Los
soplos desvaídos, de un caprichoso viento de poniente, zarandean las ramas de
los monumentales Ficus del jardín de Ayora. Sus copas alternan los verdores
oscuros con los dorados deslumbrados por un tibio sol de diciembre. Las ramas se
mecen cadenciosas, esparciendo las hojas perdidas con multitud de partículas
blancas y plumas. Con la mirada alzada al cielo, sigo su deslizar tornadizo,
delicado e imprevisible, mientras escucho en mi mente la banda sonora de Forrest
Gump.
Mi
paseo solitario me trajo hasta este banco templado en el sol y sombra de un
corazón fracturado que solo alberga el deseo de dejarse fluir, como ellas, por
no sabe qué consuelo ni por cuánto tiempo. Irrisorio tiempo el de esta vida,
que vuelve a sus pies, a las raíces longevas de estos gigantes sabios.

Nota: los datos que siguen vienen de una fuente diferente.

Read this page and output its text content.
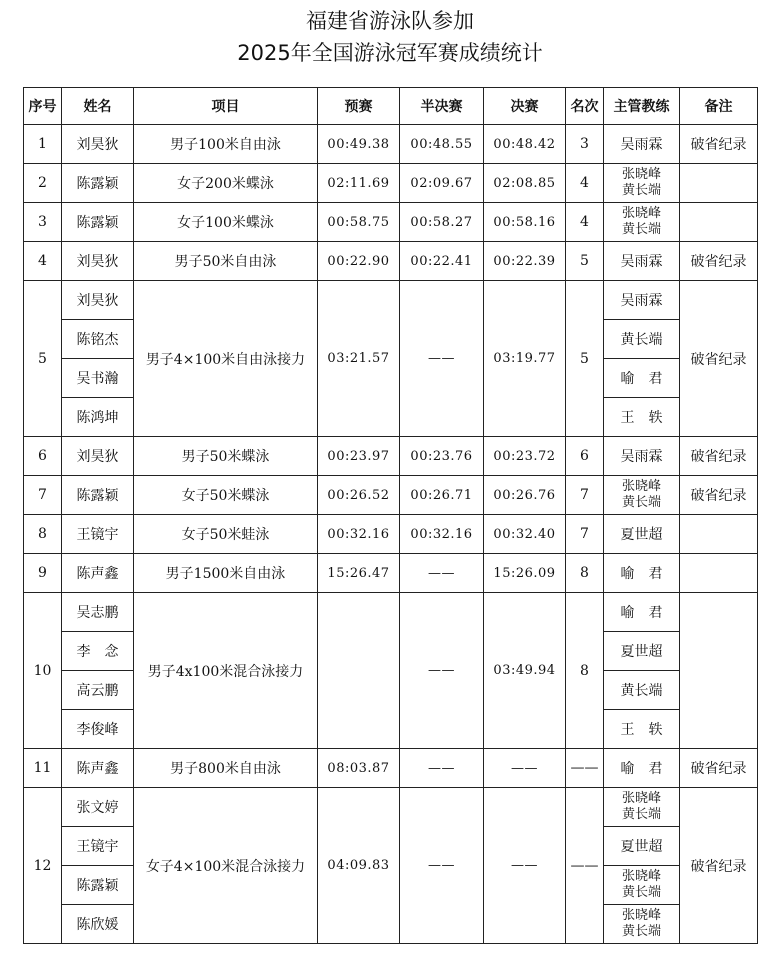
福建省游泳队参加
2025年全国游泳冠军赛成绩统计
序号	姓名	项目	预赛	半决赛	决赛	名次	主管教练	备注
1	刘昊狄	男子100米自由泳	00:49.38	00:48.55	00:48.42	3	吴雨霖	破省纪录
2	陈露颖	女子200米蝶泳	02:11.69	02:09.67	02:08.85	4	张晓峰
黄长端	
3	陈露颖	女子100米蝶泳	00:58.75	00:58.27	00:58.16	4	张晓峰
黄长端	
4	刘昊狄	男子50米自由泳	00:22.90	00:22.41	00:22.39	5	吴雨霖	破省纪录
5	刘昊狄	男子4×100米自由泳接力	03:21.57	——	03:19.77	5	吴雨霖	破省纪录
	陈铭杰						黄长端	
	吴书瀚						喻　君	
	陈鸿坤						王　轶	
6	刘昊狄	男子50米蝶泳	00:23.97	00:23.76	00:23.72	6	吴雨霖	破省纪录
7	陈露颖	女子50米蝶泳	00:26.52	00:26.71	00:26.76	7	张晓峰
黄长端	破省纪录
8	王镜宇	女子50米蛙泳	00:32.16	00:32.16	00:32.40	7	夏世超	
9	陈声鑫	男子1500米自由泳	15:26.47	——	15:26.09	8	喻　君	
10	吴志鹏	男子4x100米混合泳接力		——	03:49.94	8	喻　君	
	李　念						夏世超	
	高云鹏						黄长端	
	李俊峰						王　轶	
11	陈声鑫	男子800米自由泳	08:03.87	——	——	——	喻　君	破省纪录
12	张文婷	女子4×100米混合泳接力	04:09.83	——	——	——	张晓峰
黄长端	破省纪录
	王镜宇						夏世超	
	陈露颖						张晓峰
黄长端	
	陈欣媛						张晓峰
黄长端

Ellos me
conocen, han contemplado las etapas vitales de mi existencia, pero les son
intrascendentes e insignificantes entre tantas vidas.
En
el conjunto de magníficos ejemplares que han creado un mágico pasaje de
nervudos troncos, un poco más apartado, yace un hermano que derribó un temporal
de otoño. Tumbado en tierra, sobre un lecho de hojas secas y rastrojos, muestra
un esplendor caduco de enormes raíces que antaño se nutrieron firmes y
gallardas más de cien años. Sin embargo, hoy, es el armazón enjuto, retorcido
pero fascinante, por donde trepan los niños.
Soy
una estatua que mira, convidada de piedra que solo ve el conjunto del paisaje
desde muy lejos, desde muy profundo, sin ser nadie. Testigo de la pareja de hippies
que atraviesa la valla circundante para tocarlos, para intercambiar sus
energías: ella, rubia y nórdica, con vestido de tonos rosas y pequeñas flores,
se quita la mochila, se descalza y rebusca algunas plumas entre la hojarasca.

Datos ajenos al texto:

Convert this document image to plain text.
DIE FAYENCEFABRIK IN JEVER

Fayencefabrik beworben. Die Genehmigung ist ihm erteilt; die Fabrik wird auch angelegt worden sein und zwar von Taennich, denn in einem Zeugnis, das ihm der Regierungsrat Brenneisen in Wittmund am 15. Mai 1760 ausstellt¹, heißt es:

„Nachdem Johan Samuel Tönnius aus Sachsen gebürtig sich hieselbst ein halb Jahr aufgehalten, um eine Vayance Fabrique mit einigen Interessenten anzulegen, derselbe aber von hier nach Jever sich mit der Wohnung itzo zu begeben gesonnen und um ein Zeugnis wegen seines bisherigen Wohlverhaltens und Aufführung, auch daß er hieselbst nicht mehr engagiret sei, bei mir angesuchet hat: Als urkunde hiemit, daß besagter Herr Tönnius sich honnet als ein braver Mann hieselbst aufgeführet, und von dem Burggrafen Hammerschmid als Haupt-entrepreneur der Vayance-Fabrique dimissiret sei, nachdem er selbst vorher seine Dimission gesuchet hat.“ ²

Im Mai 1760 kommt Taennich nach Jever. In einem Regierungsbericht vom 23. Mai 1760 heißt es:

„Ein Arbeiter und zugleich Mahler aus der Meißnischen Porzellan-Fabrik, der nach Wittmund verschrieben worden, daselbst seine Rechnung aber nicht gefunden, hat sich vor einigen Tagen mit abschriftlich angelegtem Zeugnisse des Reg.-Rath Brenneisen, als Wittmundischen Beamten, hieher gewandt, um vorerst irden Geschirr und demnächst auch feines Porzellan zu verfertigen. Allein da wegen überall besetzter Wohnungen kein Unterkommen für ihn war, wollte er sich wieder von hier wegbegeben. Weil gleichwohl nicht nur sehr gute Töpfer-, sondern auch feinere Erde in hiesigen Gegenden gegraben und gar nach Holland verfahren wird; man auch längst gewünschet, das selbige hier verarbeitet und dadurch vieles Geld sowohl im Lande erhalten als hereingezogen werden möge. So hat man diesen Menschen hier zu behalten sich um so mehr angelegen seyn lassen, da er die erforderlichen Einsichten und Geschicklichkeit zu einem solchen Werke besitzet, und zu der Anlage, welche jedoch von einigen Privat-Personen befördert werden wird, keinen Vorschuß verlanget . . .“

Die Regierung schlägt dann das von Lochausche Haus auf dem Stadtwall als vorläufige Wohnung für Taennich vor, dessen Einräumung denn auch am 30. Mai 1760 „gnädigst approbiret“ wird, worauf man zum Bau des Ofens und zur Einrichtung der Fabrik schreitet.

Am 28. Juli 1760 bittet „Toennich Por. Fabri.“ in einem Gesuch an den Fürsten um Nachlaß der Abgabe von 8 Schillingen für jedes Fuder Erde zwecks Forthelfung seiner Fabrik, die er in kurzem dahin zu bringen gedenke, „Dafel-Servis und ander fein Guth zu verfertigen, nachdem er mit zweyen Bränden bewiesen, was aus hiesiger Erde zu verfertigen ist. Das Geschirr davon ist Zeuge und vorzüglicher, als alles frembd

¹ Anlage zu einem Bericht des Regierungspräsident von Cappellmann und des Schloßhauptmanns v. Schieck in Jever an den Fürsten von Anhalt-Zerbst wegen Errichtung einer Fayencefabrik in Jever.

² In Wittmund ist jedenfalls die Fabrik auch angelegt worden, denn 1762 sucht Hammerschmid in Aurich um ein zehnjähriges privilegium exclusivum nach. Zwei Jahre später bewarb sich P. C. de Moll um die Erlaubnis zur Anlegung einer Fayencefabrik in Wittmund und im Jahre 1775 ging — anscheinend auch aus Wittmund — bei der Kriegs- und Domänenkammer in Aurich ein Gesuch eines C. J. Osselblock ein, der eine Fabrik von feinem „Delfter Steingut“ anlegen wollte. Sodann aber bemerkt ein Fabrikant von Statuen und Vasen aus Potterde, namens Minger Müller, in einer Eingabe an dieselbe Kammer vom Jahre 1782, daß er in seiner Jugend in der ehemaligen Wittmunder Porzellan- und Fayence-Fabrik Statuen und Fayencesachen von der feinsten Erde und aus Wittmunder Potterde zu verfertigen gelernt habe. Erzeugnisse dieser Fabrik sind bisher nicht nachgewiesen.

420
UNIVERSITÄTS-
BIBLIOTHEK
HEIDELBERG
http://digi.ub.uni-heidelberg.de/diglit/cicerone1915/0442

Él, con un sombrero picudo y pardo, cuya cinta adorna ya una larga pluma gris,
toma asiento en la raigambre. Mechones de cabellos negros caen sobre sus
hombros y en su rostro cetrino, alargado, conviven un fino bigote y una escasa
barba con perilla.
Se
detienen en silencio, absortos, cada uno en la composición inverosímil de su
propia escena. Mientras él permanece inmóvil, como un duende, percibiendo el
etéreo lenguaje de los árboles, ella revolotea como sutil mariposa entre los
arbustos, esperándole, indiferente a cualquier premura. De pronto, mis ojos
bajan desde el cielo y se posan sobre sus iris brunos que me encuentran, estática,
mimetizada en la misma ensoñación. Como espíritus elementales que siguen
senderos de búsqueda, de respuestas, de diferente vibración. Plumas, al fin y
al cabo, que creyeron ser vidas bajo control, pero que siguen al pairo del
incógnito destino.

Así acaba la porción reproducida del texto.